Authors' conclusions
The more conservative estimates from the present analysis found that 
differences between antidepressants and active placebos were small. This 
suggests that unblinding effects may inflate the efficacy of antidepressants in 
trials using inert placebos. Further research into unblinding is warranted.


...Scott



________________________________________
From: Jim Clark [j.cl...@uwinnipeg.ca]
Sent: Wednesday, September 14, 2011 11:00 PM
To: Teaching in the Psychological Sciences (TIPS)
Subject: Re: [tips] Blinded or Blind Studies

Hi

James M. Clark
Professor of Psychology
204-786-9757
204-774-4134 Fax
j.cl...@uwinnipeg.ca

>>> Mike Wiliams <jmicha5...@aol.com> 14-Sep-11 1:10:07 PM >>>
 >Outpatients still get dry mouth and constipation.

  What underlies my
criticism is that humans will reason their way through a study
and if they are given basic information like side effects, they will
infer the
presence of treatment or placebo.  All the great research guides assume
that the
subjects are passive agents of the treatment research design.  The idea
that they
would interact with the design causes great problems in our own inferences.

I generalize to all studies simply because I cannot think of a way
anyone, including
myself, can get around the problem.  When problems like this exist the
very human
researchers put their collective heads in the sand and say its not so.

We can never be confident that any study of a psychological intervention
ever worked.

We have to accept that none of these interventions will ever meet an
objective
standard of empirical support.

Constipation trumps all.

*******************
Jim - a couple of observations.

1.  Mike W. appears to leap from side effects ("constipation") being inevitable 
and detectable in drug studies to "any study of a psychological intervention" 
without recognizing that the notion of "side effects" would be irrelevant to 
many forms of psychological intervention.  For such non-drug interventions, it 
would seem to me that he would have to argue that participants can always 
distinguish whether they are in the treatment group or the control group, no 
matter what the form of the control group.  But wouldn't some sorts of Control 
(e.g., talking therapies) be difficult to identify as neutral for all but 
knowledgeable clients familiar with effective psychotherapies?  After all, 
there are therapists who are convinced that certain ineffectual therapies work, 
so why wouldn't participants think the same?

2.  Looking just at the participant side of things, Mike W.'s model would seem 
to require a sort of double placebo effect.  That is, there is a placebo effect 
when given an inert pill that has no side effects, but this effect is enhanced 
when the placebo has side effects noticeable by the patient.  This would appear 
to lead to the prediction that pills with greater side effects will be more 
effective than those without.  Is there any evidence for this position?

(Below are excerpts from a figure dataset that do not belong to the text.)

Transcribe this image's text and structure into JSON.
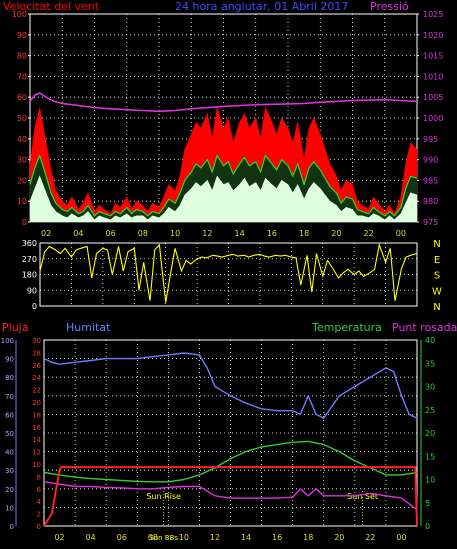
{
  "colors": {
    "background": "#000000",
    "grid": "#ffffff",
    "frame": "#ffffff",
    "wind_gust": "#ff0000",
    "wind_avg": "#22dd22",
    "wind_min": "#ddffdd",
    "pressure": "#dd33dd",
    "direction": "#ffff00",
    "rain": "#ff2222",
    "humidity": "#7777ff",
    "temperature": "#33cc33",
    "dewpoint": "#dd33dd",
    "sun_line": "#ffff00"
  },
  "chart_data": [
    {
      "type": "line",
      "id": "wind-pressure",
      "title": "24 hora anglutar, 01 Abril 2017",
      "ylabel": "Velocitat del vent",
      "y2label": "Pressió",
      "x_ticks": [
        "02",
        "04",
        "06",
        "08",
        "10",
        "12",
        "14",
        "16",
        "18",
        "20",
        "22",
        "00"
      ],
      "xlim": [
        0,
        24
      ],
      "ylim": [
        0,
        100
      ],
      "y_ticks": [
        "0",
        "10",
        "20",
        "30",
        "40",
        "50",
        "60",
        "70",
        "80",
        "90",
        "100"
      ],
      "y2lim": [
        975,
        1025
      ],
      "y2_ticks": [
        "975",
        "980",
        "985",
        "990",
        "995",
        "1000",
        "1005",
        "1010",
        "1015",
        "1020",
        "1025"
      ],
      "grid": true,
      "series": [
        {
          "key": "gust",
          "x": [
            0.0,
            0.3,
            0.6,
            1.0,
            1.3,
            1.6,
            2.0,
            2.3,
            2.6,
            3.0,
            3.3,
            3.6,
            4.0,
            4.3,
            4.6,
            5.0,
            5.3,
            5.6,
            6.0,
            6.3,
            6.6,
            7.0,
            7.3,
            7.6,
            8.0,
            8.3,
            8.6,
            9.0,
            9.3,
            9.6,
            10.0,
            10.3,
            10.6,
            11.0,
            11.3,
            11.6,
            12.0,
            12.3,
            12.6,
            13.0,
            13.3,
            13.6,
            14.0,
            14.3,
            14.6,
            15.0,
            15.3,
            15.6,
            16.0,
            16.3,
            16.6,
            17.0,
            17.3,
            17.6,
            18.0,
            18.3,
            18.6,
            19.0,
            19.3,
            19.6,
            20.0,
            20.3,
            20.6,
            21.0,
            21.3,
            21.6,
            22.0,
            22.3,
            22.6,
            23.0,
            23.3,
            23.6,
            24.0
          ],
          "y": [
            28,
            45,
            55,
            38,
            25,
            15,
            10,
            8,
            12,
            6,
            9,
            14,
            5,
            8,
            6,
            4,
            9,
            7,
            12,
            6,
            10,
            8,
            5,
            9,
            7,
            12,
            18,
            15,
            22,
            35,
            42,
            48,
            45,
            52,
            40,
            55,
            45,
            50,
            38,
            48,
            52,
            45,
            50,
            40,
            55,
            48,
            42,
            50,
            45,
            38,
            48,
            30,
            45,
            50,
            42,
            35,
            28,
            22,
            15,
            20,
            18,
            10,
            8,
            6,
            12,
            9,
            5,
            8,
            4,
            12,
            28,
            38,
            35
          ]
        },
        {
          "key": "avg",
          "x": [
            0.0,
            0.3,
            0.6,
            1.0,
            1.3,
            1.6,
            2.0,
            2.3,
            2.6,
            3.0,
            3.3,
            3.6,
            4.0,
            4.3,
            4.6,
            5.0,
            5.3,
            5.6,
            6.0,
            6.3,
            6.6,
            7.0,
            7.3,
            7.6,
            8.0,
            8.3,
            8.6,
            9.0,
            9.3,
            9.6,
            10.0,
            10.3,
            10.6,
            11.0,
            11.3,
            11.6,
            12.0,
            12.3,
            12.6,
            13.0,
            13.3,
            13.6,
            14.0,
            14.3,
            14.6,
            15.0,
            15.3,
            15.6,
            16.0,
            16.3,
            16.6,
            17.0,
            17.3,
            17.6,
            18.0,
            18.3,
            18.6,
            19.0,
            19.3,
            19.6,
            20.0,
            20.3,
            20.6,
            21.0,
            21.3,
            21.6,
            22.0,
            22.3,
            22.6,
            23.0,
            23.3,
            23.6,
            24.0
          ],
          "y": [
            18,
            26,
            32,
            22,
            14,
            9,
            6,
            5,
            7,
            4,
            5,
            8,
            3,
            5,
            4,
            3,
            5,
            4,
            7,
            4,
            6,
            5,
            3,
            5,
            4,
            7,
            11,
            9,
            14,
            20,
            24,
            28,
            26,
            30,
            24,
            32,
            27,
            29,
            23,
            28,
            31,
            27,
            29,
            24,
            32,
            28,
            25,
            30,
            27,
            22,
            28,
            18,
            26,
            29,
            25,
            21,
            17,
            14,
            9,
            12,
            11,
            6,
            5,
            4,
            7,
            5,
            3,
            5,
            3,
            7,
            16,
            22,
            21
          ]
        },
        {
          "key": "min",
          "x": [
            0.0,
            0.3,
            0.6,
            1.0,
            1.3,
            1.6,
            2.0,
            2.3,
            2.6,
            3.0,
            3.3,
            3.6,
            4.0,
            4.3,
            4.6,
            5.0,
            5.3,
            5.6,
            6.0,
            6.3,
            6.6,
            7.0,
            7.3,
            7.6,
            8.0,
            8.3,
            8.6,
            9.0,
            9.3,
            9.6,
            10.0,
            10.3,
            10.6,
            11.0,
            11.3,
            11.6,
            12.0,
            12.3,
            12.6,
            13.0,
            13.3,
            13.6,
            14.0,
            14.3,
            14.6,
            15.0,
            15.3,
            15.6,
            16.0,
            16.3,
            16.6,
            17.0,
            17.3,
            17.6,
            18.0,
            18.3,
            18.6,
            19.0,
            19.3,
            19.6,
            20.0,
            20.3,
            20.6,
            21.0,
            21.3,
            21.6,
            22.0,
            22.3,
            22.6,
            23.0,
            23.3,
            23.6,
            24.0
          ],
          "y": [
            10,
            16,
            22,
            14,
            8,
            5,
            3,
            2,
            4,
            2,
            3,
            5,
            1,
            3,
            2,
            1,
            3,
            2,
            4,
            2,
            3,
            3,
            1,
            3,
            2,
            4,
            7,
            5,
            8,
            13,
            16,
            19,
            17,
            20,
            15,
            22,
            18,
            19,
            15,
            18,
            21,
            17,
            19,
            15,
            21,
            18,
            16,
            20,
            18,
            14,
            18,
            11,
            16,
            19,
            16,
            13,
            10,
            8,
            5,
            7,
            6,
            3,
            3,
            2,
            4,
            3,
            1,
            3,
            1,
            4,
            9,
            14,
            13
          ]
        },
        {
          "key": "pressure",
          "axis": "y2",
          "x": [
            0.0,
            0.3,
            0.6,
            1.0,
            1.5,
            2.0,
            3.0,
            4.0,
            5.0,
            6.0,
            7.0,
            8.0,
            9.0,
            10.0,
            11.0,
            12.0,
            13.0,
            14.0,
            15.0,
            16.0,
            17.0,
            18.0,
            19.0,
            20.0,
            21.0,
            22.0,
            23.0,
            24.0
          ],
          "y": [
            1004,
            1005.5,
            1006,
            1005,
            1004,
            1003.5,
            1003,
            1002.5,
            1002.2,
            1002,
            1001.8,
            1001.6,
            1001.8,
            1002.2,
            1002.5,
            1002.8,
            1003,
            1003.2,
            1003.3,
            1003.4,
            1003.5,
            1003.8,
            1004,
            1004.2,
            1004.3,
            1004.4,
            1004.2,
            1004
          ]
        }
      ]
    },
    {
      "type": "scatter",
      "id": "wind-direction",
      "x_ticks": [],
      "xlim": [
        0,
        24
      ],
      "ylim": [
        0,
        360
      ],
      "y_ticks": [
        "0",
        "90",
        "180",
        "270",
        "360"
      ],
      "y2_ticks": [
        "N",
        "W",
        "S",
        "E",
        "N"
      ],
      "grid": true,
      "series": [
        {
          "key": "direction",
          "x": [
            0.0,
            0.3,
            0.6,
            1.0,
            1.3,
            1.6,
            2.0,
            2.3,
            2.6,
            3.0,
            3.3,
            3.6,
            4.0,
            4.3,
            4.6,
            5.0,
            5.3,
            5.6,
            6.0,
            6.3,
            6.6,
            7.0,
            7.3,
            7.6,
            8.0,
            8.3,
            8.6,
            9.0,
            9.3,
            9.6,
            10.0,
            10.3,
            10.6,
            11.0,
            11.3,
            11.6,
            12.0,
            12.3,
            12.6,
            13.0,
            13.3,
            13.6,
            14.0,
            14.3,
            14.6,
            15.0,
            15.3,
            15.6,
            16.0,
            16.3,
            16.6,
            17.0,
            17.3,
            17.6,
            18.0,
            18.3,
            18.6,
            19.0,
            19.3,
            19.6,
            20.0,
            20.3,
            20.6,
            21.0,
            21.3,
            21.6,
            22.0,
            22.3,
            22.6,
            23.0,
            23.3,
            23.6,
            24.0
          ],
          "y": [
            200,
            310,
            340,
            320,
            300,
            330,
            280,
            320,
            330,
            340,
            160,
            300,
            330,
            320,
            180,
            340,
            200,
            310,
            330,
            90,
            250,
            30,
            320,
            350,
            20,
            180,
            330,
            200,
            260,
            240,
            270,
            280,
            275,
            290,
            285,
            280,
            290,
            295,
            285,
            290,
            280,
            290,
            295,
            285,
            280,
            290,
            285,
            290,
            280,
            275,
            120,
            290,
            80,
            300,
            170,
            260,
            220,
            160,
            190,
            210,
            180,
            200,
            170,
            190,
            210,
            350,
            250,
            330,
            30,
            210,
            280,
            290,
            300
          ]
        }
      ]
    },
    {
      "type": "line",
      "id": "humidity-temperature",
      "x_ticks": [
        "02",
        "04",
        "06",
        "08",
        "10",
        "12",
        "14",
        "16",
        "18",
        "20",
        "22",
        "00"
      ],
      "xlim": [
        0,
        24
      ],
      "ylabels": [
        "Pluja",
        "Humitat",
        "Temperatura",
        "Punt rosada"
      ],
      "ylim": [
        0,
        100
      ],
      "y_ticks": [
        "0",
        "10",
        "20",
        "30",
        "40",
        "50",
        "60",
        "70",
        "80",
        "90",
        "100"
      ],
      "rain_lim": [
        0,
        30
      ],
      "rain_ticks": [
        "0",
        "2",
        "4",
        "6",
        "8",
        "10",
        "12",
        "14",
        "16",
        "18",
        "20",
        "22",
        "24",
        "26",
        "28",
        "30"
      ],
      "y2lim": [
        0,
        40
      ],
      "y2_ticks": [
        "0",
        "5",
        "10",
        "15",
        "20",
        "25",
        "30",
        "35",
        "40"
      ],
      "grid": true,
      "annotations": [
        {
          "label": "Sun Rise",
          "x": 7.7
        },
        {
          "label": "Sun Set",
          "x": 20.5
        },
        {
          "label": "Sun BBs",
          "x": 7.7
        }
      ],
      "series": [
        {
          "key": "rain",
          "axis": "rain",
          "x": [
            0.0,
            0.5,
            1.0,
            1.1,
            23.9,
            24.0
          ],
          "y": [
            0,
            2,
            9,
            9.5,
            9.5,
            0
          ]
        },
        {
          "key": "humidity",
          "x": [
            0.0,
            0.5,
            1.0,
            2.0,
            3.0,
            4.0,
            5.0,
            6.0,
            7.0,
            8.0,
            9.0,
            10.0,
            10.5,
            11.0,
            12.0,
            13.0,
            14.0,
            15.0,
            16.0,
            16.5,
            17.0,
            17.5,
            18.0,
            19.0,
            20.0,
            21.0,
            22.0,
            22.5,
            23.0,
            23.5,
            24.0
          ],
          "y": [
            90,
            88,
            87,
            88,
            89,
            90,
            90,
            90,
            91,
            92,
            93,
            92,
            85,
            75,
            70,
            66,
            63,
            62,
            62,
            60,
            70,
            60,
            58,
            70,
            75,
            80,
            85,
            83,
            70,
            60,
            58
          ]
        },
        {
          "key": "temperature",
          "axis": "y2",
          "x": [
            0.0,
            1.0,
            2.0,
            3.0,
            4.0,
            5.0,
            6.0,
            7.0,
            8.0,
            9.0,
            10.0,
            11.0,
            12.0,
            13.0,
            14.0,
            15.0,
            16.0,
            17.0,
            18.0,
            19.0,
            20.0,
            21.0,
            22.0,
            23.0,
            24.0
          ],
          "y": [
            11.5,
            11,
            10.5,
            10.2,
            10,
            9.8,
            9.6,
            9.5,
            9.5,
            10,
            11,
            12.5,
            14.5,
            16,
            17,
            17.5,
            18,
            18.2,
            17.5,
            16,
            14,
            12.5,
            11,
            11,
            11.5
          ]
        },
        {
          "key": "dewpoint",
          "axis": "y2",
          "x": [
            0.0,
            1.0,
            2.0,
            3.0,
            4.0,
            5.0,
            6.0,
            7.0,
            8.0,
            9.0,
            10.0,
            11.0,
            12.0,
            13.0,
            14.0,
            15.0,
            16.0,
            16.5,
            17.0,
            17.5,
            18.0,
            19.0,
            20.0,
            21.0,
            22.0,
            23.0,
            24.0
          ],
          "y": [
            9.5,
            9,
            8.5,
            8.5,
            8.3,
            8.2,
            8,
            8,
            8.3,
            8.5,
            8.5,
            6.5,
            6,
            6,
            6,
            6,
            6.2,
            8,
            6.5,
            8,
            6.5,
            6.5,
            6.5,
            7,
            6.5,
            6,
            3.5
          ]
        }
      ]
    }
  ]
}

3.  On the criterion side, not all outcomes are subjective in nature are they?  
What is known, for example, about suicide rates for people with depression who 
are treated versus not treated in various ways?  And are there not objective 
criteria for diverse disorders, such as social anxieties or various phobias?  I 
mean the person either approaches and touches a spider or not after treatment, 
right?  And someone with anger management and aggression tendencies either gets 
into fights or not. ...

4.  It is not obvious to me that the problems Mike W. identifies are in fact 
insurmountable (at least in theory).  Could not, for example, a placebo be 
created that itself produced noticeable side effects, but without the active 
ingrediant in the treatment drug?  Or, is it not possible to determine whether 
participants, observers, or whoever guessed what condition participants were in 
and see if this contributed to the outcome measures?  The latter approach would 
apply to both medication and psychological interventions.

5. Science is full of examples of things that people said were impossible to 
do.  And certainly if we were able to inquire of people even a few centuries 
ago about today's scientific knowledge, I would fully expect them to be 
astounded and say "that's impossible to know."  Suggests to me that history is 
not supportive of the pessimistic "it can't be done" position Mike W. endorses.